There are ways to work with other disciplines that do not go so far as to integrate those students into a clinic. Instead, a clinic may wish to consult with business students or engineering students on behalf of a client. Again, if confidentiality concerns are managed, this can be fruitful for both students and clients.
For more information, see the list of Interdisciplinary Programs under the Resources Links tab.
The worst part of the job for any teacher is grading. Just as no student wants to receive a bad grade, no teacher wants to give one. However, in most of our institutions, grading is a necessary evil. If an institution requires clinics to give traditional grades (meaning something other than pass/ fail), some of the factors that influence a grade include:
Class participation (if having a class component)

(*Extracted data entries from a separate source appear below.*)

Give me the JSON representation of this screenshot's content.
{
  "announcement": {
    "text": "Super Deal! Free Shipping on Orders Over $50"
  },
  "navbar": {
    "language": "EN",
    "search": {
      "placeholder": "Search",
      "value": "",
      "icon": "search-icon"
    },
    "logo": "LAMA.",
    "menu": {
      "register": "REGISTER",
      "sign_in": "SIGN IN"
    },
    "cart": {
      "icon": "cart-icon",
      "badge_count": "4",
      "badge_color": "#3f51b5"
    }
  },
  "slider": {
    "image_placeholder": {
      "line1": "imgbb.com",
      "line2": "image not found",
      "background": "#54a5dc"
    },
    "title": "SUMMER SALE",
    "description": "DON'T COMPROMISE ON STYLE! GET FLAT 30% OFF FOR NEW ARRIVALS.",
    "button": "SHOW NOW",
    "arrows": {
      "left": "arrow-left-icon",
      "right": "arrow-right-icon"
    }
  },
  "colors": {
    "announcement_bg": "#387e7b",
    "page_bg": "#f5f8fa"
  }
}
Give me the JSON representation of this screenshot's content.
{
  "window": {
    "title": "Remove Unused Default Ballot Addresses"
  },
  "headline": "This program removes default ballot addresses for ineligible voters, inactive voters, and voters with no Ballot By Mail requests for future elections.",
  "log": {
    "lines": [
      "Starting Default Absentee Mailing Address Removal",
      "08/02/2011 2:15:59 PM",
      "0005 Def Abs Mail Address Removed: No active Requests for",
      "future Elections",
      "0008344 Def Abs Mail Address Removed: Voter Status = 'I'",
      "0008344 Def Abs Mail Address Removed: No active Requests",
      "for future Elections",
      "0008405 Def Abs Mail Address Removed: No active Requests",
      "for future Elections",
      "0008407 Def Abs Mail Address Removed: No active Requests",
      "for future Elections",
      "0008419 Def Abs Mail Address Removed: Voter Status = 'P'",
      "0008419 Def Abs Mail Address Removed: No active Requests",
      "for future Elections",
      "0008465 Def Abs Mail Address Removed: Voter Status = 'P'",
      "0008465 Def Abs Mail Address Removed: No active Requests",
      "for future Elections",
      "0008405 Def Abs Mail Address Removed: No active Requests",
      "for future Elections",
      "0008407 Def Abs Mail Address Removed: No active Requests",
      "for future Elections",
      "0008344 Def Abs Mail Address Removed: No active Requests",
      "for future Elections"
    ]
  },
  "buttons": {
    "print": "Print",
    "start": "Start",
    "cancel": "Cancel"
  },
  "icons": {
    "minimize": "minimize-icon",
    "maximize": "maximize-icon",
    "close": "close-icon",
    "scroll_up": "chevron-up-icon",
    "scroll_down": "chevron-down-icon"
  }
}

Effort (which can be evaluated in a number of ways)
Diligence (the ability to struggle with problems before coming to the supervisor)
Work product (including research and writing ability, problem-solving, and attention to detail)
Communication (written and oral)
Assignments (if given)
How one balances the various factors is up to individual faculty supervisors. Some of the factors are not easily measurable. In a clinic, we tend to get to know our students both personally and professionally. If we are working with a student that is trying hard but doesn’t produce the best work, our tendency is to resist giving that student a bad grade (understanding that a “bad” grade is relative). On the other hand, we may have a student that we do not like personally and whom we think does not share our own values but produces great work for the client. How does all of that translate into a grade? There are no easy answers to these questions, but making a matrix with whatever factors a supervisor thinks are important and then rating each student in each category will at least give consistent results. (See Grading for more information).
"How To" guide current as of September 30, 2011.